The Labor Supply Effects of US Social Safety Net Programs
(Poverty and Income Policy)
*Names in bold indicate Presenter
This session includes three papers on the labor supply effects of US social safety net programs. These programs, which include Head Start, the Temporary Assistance for Needy Families program (TANF), and Workers’ Compensation insurance, are intended to decrease poverty and inequality through cash or in-kind transfers. Changes in the program policies generate changes in labor supply incentives among those who may be eligible to participate.
Pepin uses policy variation across states and over time to estimate the effects of stricter TANF time limit policies on program participation, labor market outcomes, and income. Within a targeted population, she finds that stricter time limits decrease annual TANF participation by 23 percent. Pepin also finds evidence that decreased TANF generosity increases employment and earnings among mothers without young children and mothers of both young and adolescent children but decreases employment and earnings among mothers of young children only. The pattern of results suggests that work becomes relatively less attractive in the absence of TANF income and work requirements among mothers who face the highest child care costs.
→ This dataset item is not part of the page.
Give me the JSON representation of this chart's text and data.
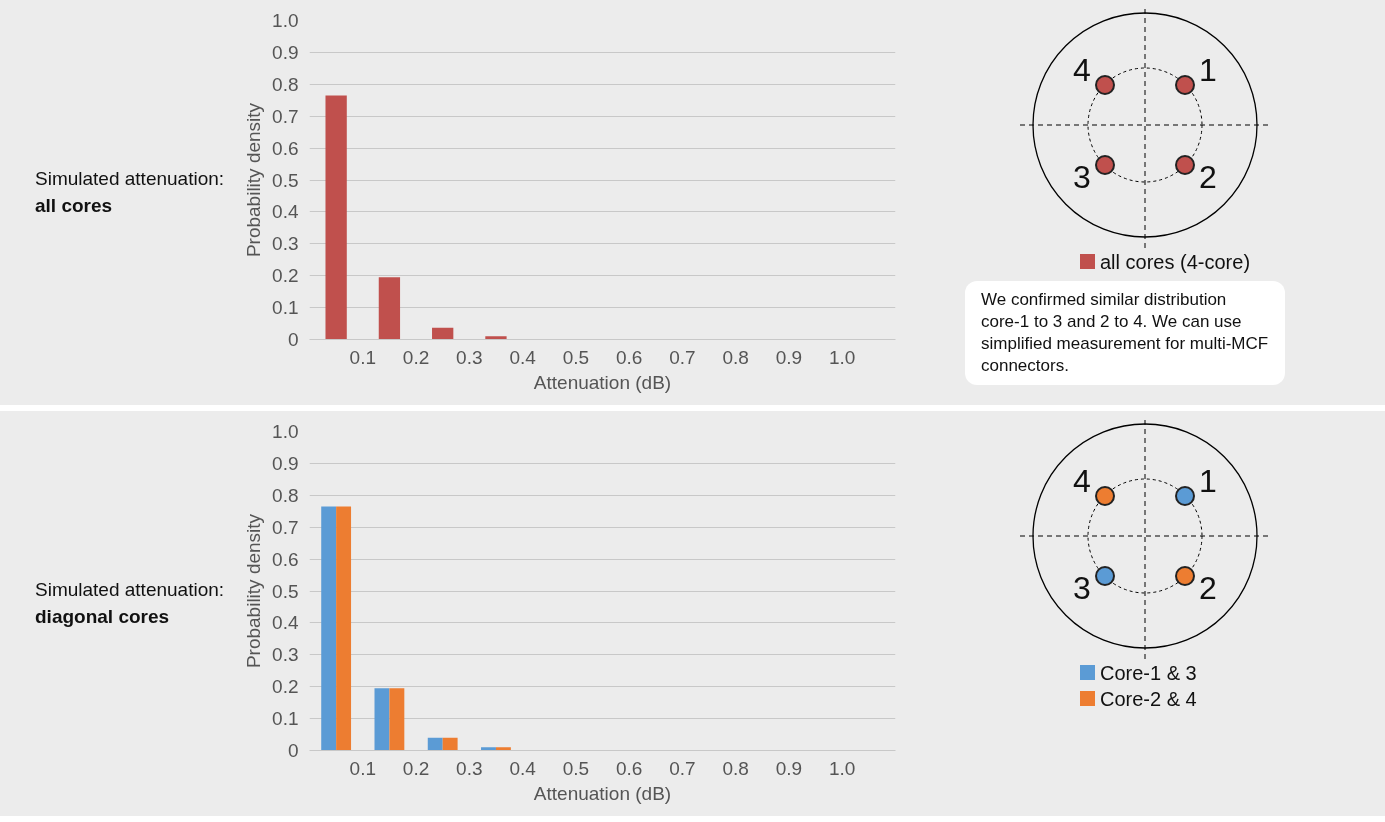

Wilke and Wilson and Jinks, in contrast, estimate the effects of increased program generosity on labor market outcomes. Wilke and Wilson exploit variation from three natural experiments to estimate the effect of the Head Start program on labor supply. The authors find that Head Start funding and enrollment expansions are associated with a 2 percentage point increase in employment among single mothers. Wilke and Wilson’s results suggest that the labor supply increases induced by Head Start are largest among women without young children or when Head Start programming is available all day. Finally, Jinks estimates the effect of increased wage replacement payment levels within Workers’ Compensation insurance. She finds that increased wage replacement leads to longer time off of work but does not change short-term health outcomes. Nonetheless, increased wage replacement payments are associated with fewer re-injury cases, and a welfare analysis suggests that the increased generosity of Workers’ Compensation benefits reduces employer costs in the long run. Taken as a whole, this research suggests that US social safety net programs and policies affect individuals’ labor supply decisions and, therefore, that policy decisions have implications for families’ economic well-being.